TikTok has been known to exploit 0-days to evade the Android permissions system and escape OS sandboxing, especially on rooted and/or unlocked phones. This is one of the primary reasons it was banned from government-issued devices in the USA.
So I suppose put it like this: what if the way for Facebook to make the most money is all their current operations + pushing the rightwing agenda? (or leftwing depending on what team you're on).
How is that any less meddling than tik tok?
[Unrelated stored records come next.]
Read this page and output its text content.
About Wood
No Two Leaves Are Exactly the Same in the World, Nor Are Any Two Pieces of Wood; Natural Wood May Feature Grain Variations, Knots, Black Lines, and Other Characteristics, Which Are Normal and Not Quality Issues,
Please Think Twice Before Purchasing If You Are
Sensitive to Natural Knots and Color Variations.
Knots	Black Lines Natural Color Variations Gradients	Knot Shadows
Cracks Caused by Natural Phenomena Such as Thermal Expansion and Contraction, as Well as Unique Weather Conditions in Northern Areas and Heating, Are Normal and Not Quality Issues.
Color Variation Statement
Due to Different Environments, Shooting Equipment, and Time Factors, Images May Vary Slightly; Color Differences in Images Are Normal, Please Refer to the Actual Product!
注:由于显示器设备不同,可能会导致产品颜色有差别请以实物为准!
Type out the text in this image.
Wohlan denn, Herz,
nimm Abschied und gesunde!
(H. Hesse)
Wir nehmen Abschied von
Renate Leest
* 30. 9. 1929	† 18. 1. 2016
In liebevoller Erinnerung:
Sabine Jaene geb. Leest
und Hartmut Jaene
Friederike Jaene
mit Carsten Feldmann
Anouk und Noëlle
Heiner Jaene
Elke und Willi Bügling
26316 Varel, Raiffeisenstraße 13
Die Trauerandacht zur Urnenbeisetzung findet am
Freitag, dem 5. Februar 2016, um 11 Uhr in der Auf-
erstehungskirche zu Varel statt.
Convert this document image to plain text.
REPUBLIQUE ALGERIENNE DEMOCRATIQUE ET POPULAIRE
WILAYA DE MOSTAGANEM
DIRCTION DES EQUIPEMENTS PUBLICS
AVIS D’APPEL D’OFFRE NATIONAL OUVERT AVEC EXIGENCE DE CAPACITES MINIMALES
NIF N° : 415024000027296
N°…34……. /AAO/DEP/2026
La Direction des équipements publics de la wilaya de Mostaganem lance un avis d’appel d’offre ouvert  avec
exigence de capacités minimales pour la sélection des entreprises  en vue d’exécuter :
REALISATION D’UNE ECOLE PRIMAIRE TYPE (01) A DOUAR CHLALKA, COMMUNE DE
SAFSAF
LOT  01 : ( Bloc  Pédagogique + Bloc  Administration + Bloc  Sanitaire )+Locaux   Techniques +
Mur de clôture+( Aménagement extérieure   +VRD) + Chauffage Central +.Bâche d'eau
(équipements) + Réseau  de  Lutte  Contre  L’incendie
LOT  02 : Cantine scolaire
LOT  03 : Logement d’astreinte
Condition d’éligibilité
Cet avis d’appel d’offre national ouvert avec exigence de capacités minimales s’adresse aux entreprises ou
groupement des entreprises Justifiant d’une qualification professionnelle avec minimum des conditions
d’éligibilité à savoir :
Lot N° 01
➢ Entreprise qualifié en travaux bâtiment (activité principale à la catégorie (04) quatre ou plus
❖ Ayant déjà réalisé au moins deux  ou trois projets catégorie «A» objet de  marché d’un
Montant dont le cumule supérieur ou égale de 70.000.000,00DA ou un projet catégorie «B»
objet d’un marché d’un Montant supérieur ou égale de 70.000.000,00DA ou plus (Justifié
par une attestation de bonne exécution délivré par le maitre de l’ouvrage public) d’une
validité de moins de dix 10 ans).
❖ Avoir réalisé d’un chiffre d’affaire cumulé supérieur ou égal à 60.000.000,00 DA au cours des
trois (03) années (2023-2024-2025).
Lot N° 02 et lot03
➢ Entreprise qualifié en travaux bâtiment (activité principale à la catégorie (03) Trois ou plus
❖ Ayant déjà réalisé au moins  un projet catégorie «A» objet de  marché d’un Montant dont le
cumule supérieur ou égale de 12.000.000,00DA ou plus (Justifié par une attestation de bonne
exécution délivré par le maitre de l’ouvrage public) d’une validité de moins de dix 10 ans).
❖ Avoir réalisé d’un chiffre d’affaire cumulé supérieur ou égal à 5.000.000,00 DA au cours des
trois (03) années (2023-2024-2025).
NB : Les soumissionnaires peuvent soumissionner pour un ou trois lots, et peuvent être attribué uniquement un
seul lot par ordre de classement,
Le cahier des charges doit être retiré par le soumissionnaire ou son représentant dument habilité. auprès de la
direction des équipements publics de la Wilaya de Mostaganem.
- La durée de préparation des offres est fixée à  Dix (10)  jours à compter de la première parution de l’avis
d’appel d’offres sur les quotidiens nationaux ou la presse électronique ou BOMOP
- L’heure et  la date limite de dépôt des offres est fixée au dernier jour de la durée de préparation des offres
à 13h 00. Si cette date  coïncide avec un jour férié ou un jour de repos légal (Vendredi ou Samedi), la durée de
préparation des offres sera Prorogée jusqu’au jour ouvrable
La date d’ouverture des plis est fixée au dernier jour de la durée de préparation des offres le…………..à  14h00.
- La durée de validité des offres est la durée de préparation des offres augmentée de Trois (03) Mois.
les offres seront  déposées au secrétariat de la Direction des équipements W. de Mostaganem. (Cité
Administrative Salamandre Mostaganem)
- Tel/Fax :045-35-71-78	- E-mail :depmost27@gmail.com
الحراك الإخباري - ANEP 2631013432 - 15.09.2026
Sure Facebook is based in america, but has clearly shown it cares much more about its own interests than any country.
It just feels like trusting a tank of gas cause you just saw someone get lit on fire by a tank of diesel
On one hand I can see your gas tank analogy being correct but I may be saying this out of habit of how we have been disarming disinformation that originates from random sources the whole time we have had social media but disarming disinformation that is backed and distributed by a authoritarian regimes that have a military force and possibly assassins and other means to physically shut people up it's a bit harder especially when you're going against them on a platform that they control and own
Propaganda is effective. It’s at times silly, blatant, jingoistic, and offensive, but it has historically worked to influence public opinions.
I think you’re right, but saying the quiet part out loud. People don’t like to think they’re susceptible to scams and propaganda because they’re not that dumb or gullible. People still click on phishing emails…
The question is, do enough people do it to impact elections?
Sure, you gotta limit the propaganda to American companies...
I'm no fan of TikTok and I think it's actively harmful for a whole host of reasons, but freedom of speech is Constitutionally protected, and I can see an argument that "algorithms" should be included in that protection. That's probably why this doesn't target the "algorithms" TikTok uses, but instead targets the nation of origin.
The propaganda issue is not resolved by this legislation, it merely attacks one potential source and gives the President tools to address other similar sources w/o passing new legislation. It's probably fine (and way better than previous, related proposals), but it doesn't do much to solve propaganda.
I'd much rather see more focus on transparency, privacy, and consent, instead of just banning stuff because it seems dangerous.
Yes, this is almost certainly it. They used the app to send a notification to users to contact their representatives about this bill. They are obviously willing to use it for political means, and their users are willing to listen. What else might they use that power to do?